42. Les usages socialisent, les indigènes ‘s’en ressemblent’, différent des étrangers. Mais, demandant du temps et de l’habileté devant l’aléatoire, ils singularisent aussi leur usager. La voix de quelqu’un permet de l’identifier socialement (région, couche sociale, sexe) mais aussi individuellement (on reconnaît les voix au téléphone). Les performances singulières sont donc évaluées par les autres, chacun doit faire preuve qu’il occupe sa place sociale le mieux possible, ce qui est motif d’envie pour les petits, qui veulent devenir comme un tel ou une telle, motivation essentielle pour leurs apprentissages, et, en général, pour la dynamique sociale qui demande qu’on ait envie d’occuper les rares places de grand prestige social, soit en termes de talent, de biens de luxe, de savoir, de courage, de générosité, etc. Mais en raison des poussées hormonales dont les humains ont hérité de l’évolution biologique, de faim, sexe, agression, qui sont ‘aveugles’ dans leur racine biologique, ces envies peuvent devenir envieuses et demandent donc d’être disciplinées socialement, de façon toutefois à ne pas en casser le dynamisme. Les façons de réguler les envies varient selon les sociétés, sans doute, qui ont des récompenses et des châtiments, racontent des histoires de héros et de méchants. Il y aura toutefois des règles morales qui sont le lot de toute société : ne pas tuer, ne pas voler, ne pas violer, ne pas diffamer, pour citer le vieux décalogue biblique. Mais on peut préciser la loi morale de chaque société par cette formule : les envies ne doivent s’accomplir que selon les usages.


[1] Y compris chez les plantes, dont je ne m’occupe pas.
[2] Ceci a des affinités avec les analyses éthologiques de K. Lorenz, à ceci près qu’ici il s’agit surtout des pulsions de faim qui doivent être inhibées pour que les membres d’une société animale ne se mangent pas les uns les autres.
[3] Les lignages mâles plutôt, dans les sociétés patrilinéaires. La relation entre les structures de parenté et les unités locales de résidence connaît beaucoup de variations.

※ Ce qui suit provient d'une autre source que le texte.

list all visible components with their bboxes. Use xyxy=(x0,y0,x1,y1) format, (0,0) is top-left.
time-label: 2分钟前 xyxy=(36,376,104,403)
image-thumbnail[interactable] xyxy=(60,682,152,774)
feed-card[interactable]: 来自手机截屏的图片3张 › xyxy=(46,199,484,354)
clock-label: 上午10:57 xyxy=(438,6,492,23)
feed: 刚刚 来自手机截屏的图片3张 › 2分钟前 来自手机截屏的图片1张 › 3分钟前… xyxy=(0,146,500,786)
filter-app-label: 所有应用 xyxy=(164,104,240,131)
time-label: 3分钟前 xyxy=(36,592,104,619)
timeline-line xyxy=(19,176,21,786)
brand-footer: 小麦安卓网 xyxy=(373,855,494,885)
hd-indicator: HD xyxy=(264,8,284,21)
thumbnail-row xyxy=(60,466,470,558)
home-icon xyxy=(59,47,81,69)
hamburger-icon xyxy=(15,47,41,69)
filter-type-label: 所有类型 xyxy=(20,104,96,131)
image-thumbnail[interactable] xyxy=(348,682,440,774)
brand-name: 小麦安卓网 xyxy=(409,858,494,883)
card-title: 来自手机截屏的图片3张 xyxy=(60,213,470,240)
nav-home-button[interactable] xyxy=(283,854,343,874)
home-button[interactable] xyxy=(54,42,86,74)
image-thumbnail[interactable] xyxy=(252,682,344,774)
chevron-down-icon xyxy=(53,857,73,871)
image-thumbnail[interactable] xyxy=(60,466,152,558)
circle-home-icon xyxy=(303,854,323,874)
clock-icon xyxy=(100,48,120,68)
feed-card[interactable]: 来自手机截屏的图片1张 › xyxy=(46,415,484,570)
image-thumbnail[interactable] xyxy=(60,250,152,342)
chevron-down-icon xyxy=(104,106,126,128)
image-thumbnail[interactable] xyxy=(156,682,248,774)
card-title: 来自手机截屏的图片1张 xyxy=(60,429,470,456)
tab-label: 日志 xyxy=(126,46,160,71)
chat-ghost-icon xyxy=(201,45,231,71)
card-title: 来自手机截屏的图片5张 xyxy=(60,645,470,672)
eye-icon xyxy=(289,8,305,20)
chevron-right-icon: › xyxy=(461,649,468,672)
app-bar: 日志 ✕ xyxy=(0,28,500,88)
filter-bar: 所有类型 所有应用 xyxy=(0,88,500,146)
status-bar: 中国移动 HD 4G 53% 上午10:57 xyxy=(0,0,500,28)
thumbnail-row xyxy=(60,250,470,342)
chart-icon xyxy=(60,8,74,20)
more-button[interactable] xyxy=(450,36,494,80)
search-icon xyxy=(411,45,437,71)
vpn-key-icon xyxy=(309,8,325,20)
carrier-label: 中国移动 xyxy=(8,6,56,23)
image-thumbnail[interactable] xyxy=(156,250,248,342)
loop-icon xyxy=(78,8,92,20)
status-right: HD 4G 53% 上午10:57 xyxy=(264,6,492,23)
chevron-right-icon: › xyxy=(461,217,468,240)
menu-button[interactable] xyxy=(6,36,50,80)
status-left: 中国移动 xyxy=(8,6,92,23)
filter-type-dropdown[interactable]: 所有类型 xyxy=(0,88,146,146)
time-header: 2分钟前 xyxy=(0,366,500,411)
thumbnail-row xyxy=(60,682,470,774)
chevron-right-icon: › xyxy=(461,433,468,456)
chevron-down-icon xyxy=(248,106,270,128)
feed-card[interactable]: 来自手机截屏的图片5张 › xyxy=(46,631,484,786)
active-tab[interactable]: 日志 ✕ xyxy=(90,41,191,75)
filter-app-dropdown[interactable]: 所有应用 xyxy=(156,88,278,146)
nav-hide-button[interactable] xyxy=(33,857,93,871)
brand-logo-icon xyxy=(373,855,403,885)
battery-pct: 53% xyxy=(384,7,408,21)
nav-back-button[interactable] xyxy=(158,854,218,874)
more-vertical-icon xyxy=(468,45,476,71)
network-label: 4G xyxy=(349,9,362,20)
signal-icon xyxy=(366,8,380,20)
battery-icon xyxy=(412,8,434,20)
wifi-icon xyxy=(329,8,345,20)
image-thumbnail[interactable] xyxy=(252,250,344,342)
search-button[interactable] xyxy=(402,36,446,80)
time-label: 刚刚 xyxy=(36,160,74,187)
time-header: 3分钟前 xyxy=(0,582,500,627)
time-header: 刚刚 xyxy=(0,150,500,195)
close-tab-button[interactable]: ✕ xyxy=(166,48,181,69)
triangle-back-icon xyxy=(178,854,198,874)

[4] Qui, selon P. Clastres, est assez fréquente dans les sociétés dites primitives : selon lui, les frontières des échanges (à l’intérieur) sont aussi celles de la guerre (avec l’extérieur).
[5] Ceci a fait partie de mes étonnements : il n’y en aurait pas, de définition générale de société.
[6] C’est justement par l’apprentissage que l’on devient être-au-monde, que l’on acquiert la précompréhension qui donne des possibilités dans ce même monde. L’apprentissage implique la ‘réduction’ de l’empirique, singulier, substantiel, du maître dont on apprend et le ‘remplissage’ de l’apprenti par le savoir-faire reçu (§ 18). Derrida a déplacé la réduction phénoménologique pour l’apprentissage du langage mais elle vaut pour n’importe quel apprentissage, où l’on doit arriver à répéter soi-même de façon compétente ce que l’on est en train d’apprendre d’autrui.